It was just a friendly. In the end, the Canadian soccer team's strong performance in a 3-2 loss Saturday night doesn't really mean much. The Brazilians were likely guilty of taking Canada for granted and Canada certainly had more to gain from the result (and, well, Canada still lost).
But, still, there was a lot to like about the game—especially the way Canada played it. If this game were played in 1998, you would have seen 11 Canucks bunkering behind the ball trying to absorb the pressure.
Winning would have been an absurd afterthought. Canada would be playing for the 0-0 draw. And, they may have got it. Canadian teams of that era were disciplined and were able to bravely defend for long stretches.

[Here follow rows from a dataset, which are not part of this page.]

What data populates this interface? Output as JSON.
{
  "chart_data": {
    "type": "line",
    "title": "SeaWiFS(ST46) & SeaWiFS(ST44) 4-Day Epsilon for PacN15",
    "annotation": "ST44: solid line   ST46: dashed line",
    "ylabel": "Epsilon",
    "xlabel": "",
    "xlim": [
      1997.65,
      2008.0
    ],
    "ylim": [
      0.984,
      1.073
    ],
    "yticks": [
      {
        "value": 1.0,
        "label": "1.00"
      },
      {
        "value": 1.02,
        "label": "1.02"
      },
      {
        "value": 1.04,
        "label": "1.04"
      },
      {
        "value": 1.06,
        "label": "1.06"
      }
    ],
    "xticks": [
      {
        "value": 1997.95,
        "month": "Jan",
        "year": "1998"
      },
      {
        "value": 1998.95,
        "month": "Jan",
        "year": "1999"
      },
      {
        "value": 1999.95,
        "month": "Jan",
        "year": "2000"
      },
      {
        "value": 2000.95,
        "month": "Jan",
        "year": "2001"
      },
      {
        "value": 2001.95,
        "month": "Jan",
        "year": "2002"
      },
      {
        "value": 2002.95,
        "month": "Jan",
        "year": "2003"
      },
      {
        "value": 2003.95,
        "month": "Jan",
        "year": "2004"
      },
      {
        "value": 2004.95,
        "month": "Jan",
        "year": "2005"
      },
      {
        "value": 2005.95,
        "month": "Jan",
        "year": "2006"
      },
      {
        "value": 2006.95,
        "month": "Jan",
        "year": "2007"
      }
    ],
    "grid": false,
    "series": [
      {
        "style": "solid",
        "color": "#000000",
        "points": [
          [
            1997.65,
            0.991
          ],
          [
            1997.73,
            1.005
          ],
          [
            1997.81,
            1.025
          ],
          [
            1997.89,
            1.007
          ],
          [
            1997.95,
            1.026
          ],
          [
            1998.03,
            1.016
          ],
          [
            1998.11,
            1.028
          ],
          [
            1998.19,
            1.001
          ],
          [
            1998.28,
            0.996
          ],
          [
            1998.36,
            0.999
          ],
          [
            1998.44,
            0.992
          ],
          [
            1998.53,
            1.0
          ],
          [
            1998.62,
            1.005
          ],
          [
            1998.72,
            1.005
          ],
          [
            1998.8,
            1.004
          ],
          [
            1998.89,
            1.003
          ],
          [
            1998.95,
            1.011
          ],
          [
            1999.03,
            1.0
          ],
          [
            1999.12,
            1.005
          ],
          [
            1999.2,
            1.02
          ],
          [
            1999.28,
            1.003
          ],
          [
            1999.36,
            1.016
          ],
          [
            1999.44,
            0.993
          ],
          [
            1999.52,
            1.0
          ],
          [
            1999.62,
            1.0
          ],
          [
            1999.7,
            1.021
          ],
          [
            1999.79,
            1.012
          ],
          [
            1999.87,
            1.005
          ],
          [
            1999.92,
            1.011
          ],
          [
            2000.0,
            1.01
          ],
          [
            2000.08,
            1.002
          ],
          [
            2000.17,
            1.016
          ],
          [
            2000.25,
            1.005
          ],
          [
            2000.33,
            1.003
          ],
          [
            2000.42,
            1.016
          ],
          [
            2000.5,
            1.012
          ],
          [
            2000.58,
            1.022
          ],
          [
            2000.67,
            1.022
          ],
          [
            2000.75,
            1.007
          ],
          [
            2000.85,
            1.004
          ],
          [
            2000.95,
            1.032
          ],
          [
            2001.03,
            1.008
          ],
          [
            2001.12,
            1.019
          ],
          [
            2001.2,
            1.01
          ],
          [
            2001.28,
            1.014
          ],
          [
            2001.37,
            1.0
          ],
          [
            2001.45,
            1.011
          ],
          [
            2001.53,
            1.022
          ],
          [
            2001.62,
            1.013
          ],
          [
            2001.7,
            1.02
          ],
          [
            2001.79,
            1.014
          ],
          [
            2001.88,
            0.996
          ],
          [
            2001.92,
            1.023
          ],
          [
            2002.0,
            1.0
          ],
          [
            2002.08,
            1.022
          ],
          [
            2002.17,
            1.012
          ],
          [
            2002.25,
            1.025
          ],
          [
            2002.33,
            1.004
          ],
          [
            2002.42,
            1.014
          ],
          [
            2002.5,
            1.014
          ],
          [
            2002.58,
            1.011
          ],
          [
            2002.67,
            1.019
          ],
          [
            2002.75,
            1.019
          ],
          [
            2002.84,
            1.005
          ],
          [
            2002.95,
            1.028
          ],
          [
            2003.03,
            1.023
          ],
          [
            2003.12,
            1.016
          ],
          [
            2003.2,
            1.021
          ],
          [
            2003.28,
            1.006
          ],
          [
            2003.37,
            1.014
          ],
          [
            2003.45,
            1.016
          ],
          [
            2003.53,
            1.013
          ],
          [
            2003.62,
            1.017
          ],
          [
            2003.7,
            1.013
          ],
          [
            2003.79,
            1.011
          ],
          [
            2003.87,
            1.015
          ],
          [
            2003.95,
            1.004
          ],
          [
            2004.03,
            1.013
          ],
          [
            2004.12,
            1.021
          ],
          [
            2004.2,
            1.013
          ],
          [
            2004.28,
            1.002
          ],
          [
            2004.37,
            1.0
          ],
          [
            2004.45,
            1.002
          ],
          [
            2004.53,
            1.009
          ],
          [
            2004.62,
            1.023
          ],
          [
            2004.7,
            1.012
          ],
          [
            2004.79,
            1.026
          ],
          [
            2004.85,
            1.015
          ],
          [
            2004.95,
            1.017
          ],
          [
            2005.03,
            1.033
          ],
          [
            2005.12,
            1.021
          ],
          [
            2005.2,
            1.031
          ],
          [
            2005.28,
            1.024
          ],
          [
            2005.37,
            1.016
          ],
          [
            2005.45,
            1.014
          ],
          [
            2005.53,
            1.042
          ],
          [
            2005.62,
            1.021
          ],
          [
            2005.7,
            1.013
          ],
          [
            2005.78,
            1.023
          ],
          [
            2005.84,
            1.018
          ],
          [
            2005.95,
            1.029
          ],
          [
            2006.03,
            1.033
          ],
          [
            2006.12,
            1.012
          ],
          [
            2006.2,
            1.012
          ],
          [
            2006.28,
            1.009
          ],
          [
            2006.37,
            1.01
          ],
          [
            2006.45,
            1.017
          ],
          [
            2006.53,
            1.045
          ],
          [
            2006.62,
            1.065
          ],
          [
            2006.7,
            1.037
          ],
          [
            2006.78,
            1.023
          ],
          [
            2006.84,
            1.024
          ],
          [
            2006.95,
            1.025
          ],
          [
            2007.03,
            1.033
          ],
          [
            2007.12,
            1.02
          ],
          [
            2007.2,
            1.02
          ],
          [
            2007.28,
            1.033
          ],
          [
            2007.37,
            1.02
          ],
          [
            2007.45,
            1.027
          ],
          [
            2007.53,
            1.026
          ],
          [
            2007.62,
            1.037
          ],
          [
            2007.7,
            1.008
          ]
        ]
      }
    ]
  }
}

Keeper Craig Forrest was Canada's best player and he could always be counted on for a couple of big saves.
The game would have been ugly, but the result would have likely been respectable.
It was different Saturday. Canada attacked. It held the ball in the middle of the pitch for long stretches and it created scoring opportunities.
In the end, a defensive miscue and some poor finishing were what gave the South Americans the win. A Canadian fan could be justified in thinking that it was an unlucky result for the team in red.
As stated, it's important to keep it in perspective, but there was no shame in losing 3-2 to Brazil.
And, just when it looked like the weekend couldn't get any better for Canadian soccer it was learned that the women's head coach, Even Pellerud, was stepping down after the Olympics.
Although Pellerud has taken Canada to three straight World Cups and (finally) to the Olympics this year there has been a feeling in soccer circles that he's been holding the women back. Like the men's teams of the late '90s, Pellerud plays a negative style of soccer designed to take advantage of the physical advantage that North America women typically have when playing women from other parts of the world.
There was a time when such a style worked—about the late '90s. However, in playing the ugly boot and chase game, the Canadians have stagnated. The CONCACAF opposition is getting closer, and the US and Europe are vaulting past Canada in the skilled areas of the game.
Pellerud was a stabilizing force in the women's game when he came on board almost a decade ago. He deserves credit for righting the ship and taking the team to a top 10 world ranking. If the CSA makes the right hire (never a likely thing), the Canadian women have a chance to take the next step in their development.
In the meantime, however, Canadian fans will be forced to watch some God awful soccer in China--likely for three more games (and three only).